La nouvelle commence par une brève mais très vivante évocation d’un départ pour la chasse, le jour de l’ouverture, devant un manoir normand. Hautot père est victime d’un accident de chasse ; avant de mourir, il recommande à son fils César une demoiselle à Rouen ; c’est sa maîtresse, dont il a eu un fils, et chez qui il allait déjeuner chaque jeudi. César va apprendre la triste nouvelle à Mlle Donet, découvre la situation… et reviendra chaque jeudi comme son père.

« On observe ici un riche entrecroisement de thèmes obsédants : la religion, la solitude, la famille. On y retrouve des images familières : le lacis des petites rues de Rouen, les chasses dans la campagne normande. De tout ce dont il avait déjà tiré divers contes, Maupassant fait un riche amalgame. Ce vers quoi s’oriente le récit, c’est la puissance irrésistible de la fatalité. Le même sujet sera traité de façon dramatique dans Le Champ d’oliviers. Ici, le ton est celui du scepticisme serein : on oscille entre le drame bourgeois et la comédie larmoyante. Tout ce qu’il y a de profondément grave et sérieux dans le récit est tempéré par un sourire : dès le titre même qui, rétrospectivement, apparaît comme une véritable raison sociale. Cette transmission d’un “bien” du père au fils est marquée par le rôle que joue un objet symbolique : la pipe. Il s’agit bien d’une affaire dans laquelle le fils est appelé à succéder au père, d’un recommencement inéluctable dont la fatalité était inscrite en abyme dans le texte grâce au récit plusieurs fois réitéré par César » (Louis Forestier).

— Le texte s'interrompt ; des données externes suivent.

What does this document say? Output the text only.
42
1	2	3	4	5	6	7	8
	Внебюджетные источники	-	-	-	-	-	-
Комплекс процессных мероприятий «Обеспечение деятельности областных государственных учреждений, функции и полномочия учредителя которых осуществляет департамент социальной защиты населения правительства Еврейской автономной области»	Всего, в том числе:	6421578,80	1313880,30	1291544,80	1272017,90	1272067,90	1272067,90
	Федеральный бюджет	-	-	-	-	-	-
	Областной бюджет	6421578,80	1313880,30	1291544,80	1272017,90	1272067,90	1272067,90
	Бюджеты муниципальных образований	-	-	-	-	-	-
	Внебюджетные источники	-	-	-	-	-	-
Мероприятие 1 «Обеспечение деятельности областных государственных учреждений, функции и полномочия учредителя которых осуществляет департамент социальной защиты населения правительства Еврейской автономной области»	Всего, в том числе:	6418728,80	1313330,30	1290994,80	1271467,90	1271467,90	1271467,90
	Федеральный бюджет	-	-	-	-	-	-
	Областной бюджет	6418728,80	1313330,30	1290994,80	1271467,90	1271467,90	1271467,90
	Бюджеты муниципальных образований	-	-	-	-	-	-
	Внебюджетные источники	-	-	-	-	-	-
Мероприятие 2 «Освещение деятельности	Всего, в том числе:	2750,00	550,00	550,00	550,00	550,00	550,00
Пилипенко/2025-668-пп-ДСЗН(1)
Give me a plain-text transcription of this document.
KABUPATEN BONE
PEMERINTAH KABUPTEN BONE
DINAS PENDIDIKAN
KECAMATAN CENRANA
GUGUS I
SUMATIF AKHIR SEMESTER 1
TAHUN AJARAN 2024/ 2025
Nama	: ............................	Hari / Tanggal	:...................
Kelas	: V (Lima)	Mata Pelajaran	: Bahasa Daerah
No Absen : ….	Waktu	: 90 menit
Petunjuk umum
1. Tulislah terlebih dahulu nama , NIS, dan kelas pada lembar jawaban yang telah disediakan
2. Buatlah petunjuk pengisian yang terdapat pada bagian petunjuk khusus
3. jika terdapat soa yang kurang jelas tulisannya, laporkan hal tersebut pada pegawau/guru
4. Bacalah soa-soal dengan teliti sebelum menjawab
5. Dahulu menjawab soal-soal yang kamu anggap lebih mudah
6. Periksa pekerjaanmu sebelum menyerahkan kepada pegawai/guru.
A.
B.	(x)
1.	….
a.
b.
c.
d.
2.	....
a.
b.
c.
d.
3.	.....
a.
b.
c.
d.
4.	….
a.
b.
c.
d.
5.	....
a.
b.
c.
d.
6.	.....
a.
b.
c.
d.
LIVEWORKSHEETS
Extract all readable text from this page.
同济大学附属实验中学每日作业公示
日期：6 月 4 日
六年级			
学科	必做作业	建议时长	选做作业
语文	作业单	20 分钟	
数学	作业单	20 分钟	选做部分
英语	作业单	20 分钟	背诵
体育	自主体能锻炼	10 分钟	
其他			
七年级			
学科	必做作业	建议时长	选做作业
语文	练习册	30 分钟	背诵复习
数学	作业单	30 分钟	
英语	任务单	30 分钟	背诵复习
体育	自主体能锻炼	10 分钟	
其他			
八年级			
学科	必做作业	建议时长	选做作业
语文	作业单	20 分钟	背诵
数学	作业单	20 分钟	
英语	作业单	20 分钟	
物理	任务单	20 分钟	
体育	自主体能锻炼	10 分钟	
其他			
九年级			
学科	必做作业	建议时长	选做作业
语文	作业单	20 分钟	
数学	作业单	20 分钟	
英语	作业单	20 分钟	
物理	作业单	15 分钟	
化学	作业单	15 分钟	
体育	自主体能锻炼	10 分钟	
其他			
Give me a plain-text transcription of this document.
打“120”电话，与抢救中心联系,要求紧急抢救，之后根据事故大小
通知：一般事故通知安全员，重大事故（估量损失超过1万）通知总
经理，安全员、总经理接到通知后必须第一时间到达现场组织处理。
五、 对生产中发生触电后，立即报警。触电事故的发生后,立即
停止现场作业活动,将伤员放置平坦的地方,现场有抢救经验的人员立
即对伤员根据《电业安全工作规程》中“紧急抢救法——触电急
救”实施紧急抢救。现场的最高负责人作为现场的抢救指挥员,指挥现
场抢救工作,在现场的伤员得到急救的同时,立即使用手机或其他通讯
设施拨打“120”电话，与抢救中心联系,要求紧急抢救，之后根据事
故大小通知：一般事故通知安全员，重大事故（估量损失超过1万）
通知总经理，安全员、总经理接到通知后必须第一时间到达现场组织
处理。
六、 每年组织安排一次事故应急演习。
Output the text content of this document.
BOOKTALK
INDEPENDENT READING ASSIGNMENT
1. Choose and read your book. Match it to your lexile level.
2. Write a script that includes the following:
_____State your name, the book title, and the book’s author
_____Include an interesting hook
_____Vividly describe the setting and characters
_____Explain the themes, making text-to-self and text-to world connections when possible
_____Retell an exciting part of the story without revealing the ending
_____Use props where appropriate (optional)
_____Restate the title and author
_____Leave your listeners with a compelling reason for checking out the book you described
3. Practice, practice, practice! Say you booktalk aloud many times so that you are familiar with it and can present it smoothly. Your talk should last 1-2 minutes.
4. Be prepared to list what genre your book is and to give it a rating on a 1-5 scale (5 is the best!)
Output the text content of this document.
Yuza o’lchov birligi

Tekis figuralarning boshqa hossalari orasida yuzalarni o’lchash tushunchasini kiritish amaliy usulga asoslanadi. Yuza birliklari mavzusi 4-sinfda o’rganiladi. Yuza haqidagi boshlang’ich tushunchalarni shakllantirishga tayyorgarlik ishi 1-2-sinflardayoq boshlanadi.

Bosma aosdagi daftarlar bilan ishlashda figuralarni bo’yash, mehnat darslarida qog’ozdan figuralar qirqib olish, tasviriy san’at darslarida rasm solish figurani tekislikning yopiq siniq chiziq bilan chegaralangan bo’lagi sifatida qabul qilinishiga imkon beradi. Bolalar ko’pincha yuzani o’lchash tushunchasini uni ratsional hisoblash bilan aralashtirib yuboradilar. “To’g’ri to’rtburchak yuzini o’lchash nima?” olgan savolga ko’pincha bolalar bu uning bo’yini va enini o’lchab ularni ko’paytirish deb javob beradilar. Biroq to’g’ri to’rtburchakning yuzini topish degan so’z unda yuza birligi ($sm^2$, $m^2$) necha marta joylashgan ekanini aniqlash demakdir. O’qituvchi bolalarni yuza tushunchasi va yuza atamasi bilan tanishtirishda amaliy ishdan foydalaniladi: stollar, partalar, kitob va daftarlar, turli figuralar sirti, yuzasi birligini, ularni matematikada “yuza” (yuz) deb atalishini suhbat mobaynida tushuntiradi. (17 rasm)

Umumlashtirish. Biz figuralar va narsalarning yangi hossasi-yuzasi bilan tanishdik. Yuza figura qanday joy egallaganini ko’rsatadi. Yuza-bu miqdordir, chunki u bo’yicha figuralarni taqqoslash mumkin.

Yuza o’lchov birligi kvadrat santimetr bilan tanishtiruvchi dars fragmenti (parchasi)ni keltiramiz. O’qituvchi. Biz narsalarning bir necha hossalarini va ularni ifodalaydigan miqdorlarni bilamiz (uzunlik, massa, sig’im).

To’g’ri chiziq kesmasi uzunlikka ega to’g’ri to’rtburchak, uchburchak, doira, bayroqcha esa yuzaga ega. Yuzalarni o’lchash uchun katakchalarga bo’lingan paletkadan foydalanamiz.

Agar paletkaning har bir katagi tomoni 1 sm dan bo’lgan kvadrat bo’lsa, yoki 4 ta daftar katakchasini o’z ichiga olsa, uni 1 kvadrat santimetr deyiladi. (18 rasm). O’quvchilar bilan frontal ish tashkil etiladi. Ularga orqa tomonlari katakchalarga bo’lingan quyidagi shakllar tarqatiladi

Le manuscrit du Rendez-vous est écrit à l’encre noire au recto de 11 feuillets de papier vélin blanc (28,5 x 19,5 cm). Il présente de nombreuses ratures et corrections, ainsi que des additions interlinéaires ou dans les marges.
Une Parisienne élégante, épouse d’un agent de change, va à un rendez-vous galant chez son bel amant le vicomte de Martelet ; en route, elle réalise qu’elle s’ennuie dans cette liaison répétitive, et elle finit par détester « un homme qui, depuis deux ans, l’avait forcée plus de cent vingt fois à se rhabiller sans femme de chambre » ; elle rencontre alors le charmant baron de Grimbal qui l’invite à voir ses « collections japonaises » ; en route, elle s’arrête pour envoyer un télégramme à Martelet.
On notera qu’une petite correction a modifié le nom de l’héroïne, Mme Haggan s’appelant d’abord Haggin puis Haggen. Une autre montre une hésitation au sujet de l’escalier de Martelet qui paraît à Mme Haggan « haut comme la tour [Eiffel terminée biffé] [Notre-Dame biffé] Saint-Jacques ». Et, quand elle arrive chez Martelet, ce dernier s’agenouille devant elle : « elle croyait voir M. Delaunay jouant pour la cent [quarantième biffé] vingtième fois ce cinquième acte d’une pièce à succès ».

─ Provenance :
• Ancienne collection Georges Victor HUGO avec son ex-libris frappé sur les plats EGOHUGO (le fer du doreur reprenant une inscription de son grand-père).